Kutarik nafas dalam-dalam. Beberapa rokok telah kuhisap habis. Pikiranku bergulat. Apakah aku harus terus di sini? Melihat semua kejadian ini aku ingin meninggalkan mereka dan menjalin hidupku seperti hidup teman-teman seimamatku yang lain. Tapi jika kulihat Dodot, Sutris, Marjuki, Gense, Riki, Pesek dan lain-lain, aku jadi tidak tega. Mereka butuh kasih sayang. Tidak hanya mereka tapi juga Toreng dan Leo. Mereka dari keluarga kacau dan berantakan. Mereka butuh kasih. Mereka adalah pribadi-pribadi yang sakit dan terluka oleh masa lalu.

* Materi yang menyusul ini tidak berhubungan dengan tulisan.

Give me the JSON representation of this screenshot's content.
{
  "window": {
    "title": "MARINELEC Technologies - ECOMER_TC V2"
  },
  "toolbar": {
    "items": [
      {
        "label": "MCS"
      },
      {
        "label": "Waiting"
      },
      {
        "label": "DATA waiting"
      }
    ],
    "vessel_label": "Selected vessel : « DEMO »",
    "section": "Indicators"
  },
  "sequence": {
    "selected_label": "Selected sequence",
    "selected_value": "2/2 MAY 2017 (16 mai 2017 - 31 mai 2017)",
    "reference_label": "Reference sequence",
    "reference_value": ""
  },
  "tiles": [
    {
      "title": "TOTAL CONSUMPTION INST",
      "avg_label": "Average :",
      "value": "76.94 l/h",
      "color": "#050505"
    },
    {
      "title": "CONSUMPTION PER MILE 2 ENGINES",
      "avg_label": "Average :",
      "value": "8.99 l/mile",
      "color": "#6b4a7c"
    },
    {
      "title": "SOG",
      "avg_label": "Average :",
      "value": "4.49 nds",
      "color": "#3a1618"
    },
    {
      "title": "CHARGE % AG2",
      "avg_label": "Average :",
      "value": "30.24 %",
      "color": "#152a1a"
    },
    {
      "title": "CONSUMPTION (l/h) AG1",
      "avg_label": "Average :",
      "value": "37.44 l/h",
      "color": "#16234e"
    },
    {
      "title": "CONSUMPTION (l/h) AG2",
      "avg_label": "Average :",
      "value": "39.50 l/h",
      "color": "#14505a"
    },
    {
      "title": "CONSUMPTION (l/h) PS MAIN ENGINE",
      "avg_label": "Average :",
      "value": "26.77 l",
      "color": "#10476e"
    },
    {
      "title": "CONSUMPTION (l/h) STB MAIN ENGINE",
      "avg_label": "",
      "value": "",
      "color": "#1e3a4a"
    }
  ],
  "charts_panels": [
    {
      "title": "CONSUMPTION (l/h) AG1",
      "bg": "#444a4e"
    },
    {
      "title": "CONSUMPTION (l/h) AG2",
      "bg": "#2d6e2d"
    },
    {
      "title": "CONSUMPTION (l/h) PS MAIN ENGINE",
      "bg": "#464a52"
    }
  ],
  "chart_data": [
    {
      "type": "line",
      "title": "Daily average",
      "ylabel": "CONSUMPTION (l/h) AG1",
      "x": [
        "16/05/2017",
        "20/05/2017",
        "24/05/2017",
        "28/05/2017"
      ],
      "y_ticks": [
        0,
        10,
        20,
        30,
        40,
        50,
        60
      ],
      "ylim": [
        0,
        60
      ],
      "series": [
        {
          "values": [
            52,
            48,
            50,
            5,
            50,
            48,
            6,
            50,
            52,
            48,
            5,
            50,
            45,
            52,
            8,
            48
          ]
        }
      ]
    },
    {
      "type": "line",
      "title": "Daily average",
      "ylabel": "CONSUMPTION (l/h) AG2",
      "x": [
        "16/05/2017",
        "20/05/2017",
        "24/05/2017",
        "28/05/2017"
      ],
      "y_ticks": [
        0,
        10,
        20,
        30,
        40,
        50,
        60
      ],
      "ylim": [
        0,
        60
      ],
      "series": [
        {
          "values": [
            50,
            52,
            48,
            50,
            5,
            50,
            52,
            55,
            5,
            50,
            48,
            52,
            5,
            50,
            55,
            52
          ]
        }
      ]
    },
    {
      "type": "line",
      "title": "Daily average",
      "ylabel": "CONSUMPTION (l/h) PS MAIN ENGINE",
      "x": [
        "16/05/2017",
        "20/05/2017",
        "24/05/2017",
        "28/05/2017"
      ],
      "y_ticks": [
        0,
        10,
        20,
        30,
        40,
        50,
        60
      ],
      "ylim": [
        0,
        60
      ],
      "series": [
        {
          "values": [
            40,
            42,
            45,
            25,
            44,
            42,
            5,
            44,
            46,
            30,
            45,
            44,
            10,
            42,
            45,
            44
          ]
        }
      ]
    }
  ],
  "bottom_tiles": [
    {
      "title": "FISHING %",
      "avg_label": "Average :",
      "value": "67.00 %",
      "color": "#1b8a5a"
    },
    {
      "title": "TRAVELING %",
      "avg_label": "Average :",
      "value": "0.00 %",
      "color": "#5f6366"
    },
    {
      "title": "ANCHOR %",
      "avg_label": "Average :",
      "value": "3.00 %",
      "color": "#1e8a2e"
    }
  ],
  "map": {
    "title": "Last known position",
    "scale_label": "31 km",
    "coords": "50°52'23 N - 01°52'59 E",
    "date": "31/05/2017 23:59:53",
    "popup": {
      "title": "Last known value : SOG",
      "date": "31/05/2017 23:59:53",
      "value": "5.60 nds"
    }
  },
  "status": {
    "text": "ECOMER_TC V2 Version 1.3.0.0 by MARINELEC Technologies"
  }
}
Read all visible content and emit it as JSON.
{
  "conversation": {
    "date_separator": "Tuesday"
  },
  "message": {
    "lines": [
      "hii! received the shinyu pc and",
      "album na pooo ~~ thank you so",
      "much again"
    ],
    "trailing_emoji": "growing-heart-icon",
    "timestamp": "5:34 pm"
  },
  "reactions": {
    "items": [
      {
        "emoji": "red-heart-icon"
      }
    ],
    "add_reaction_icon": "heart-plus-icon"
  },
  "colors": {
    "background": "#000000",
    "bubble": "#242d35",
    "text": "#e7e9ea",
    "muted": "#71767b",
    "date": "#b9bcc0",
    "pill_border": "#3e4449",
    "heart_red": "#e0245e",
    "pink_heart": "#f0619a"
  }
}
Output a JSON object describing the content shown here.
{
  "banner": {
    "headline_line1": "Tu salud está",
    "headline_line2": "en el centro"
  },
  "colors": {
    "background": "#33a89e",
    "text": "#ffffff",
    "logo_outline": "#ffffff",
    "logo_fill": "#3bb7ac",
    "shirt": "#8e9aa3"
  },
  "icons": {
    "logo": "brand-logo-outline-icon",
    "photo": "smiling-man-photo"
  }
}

Haruskah aku meninggalkan mereka? Bukankah Yesus sendiri datang untuk mencari mereka yang sakit? Tapi siapa yang dekat Yesus akan berubah, sedangkan mereka tampaknya tidak berubah. Mereka tetap mencuri TV, memukuli teman-teman bahkan membunuh. Kapankah mereka akan berubah?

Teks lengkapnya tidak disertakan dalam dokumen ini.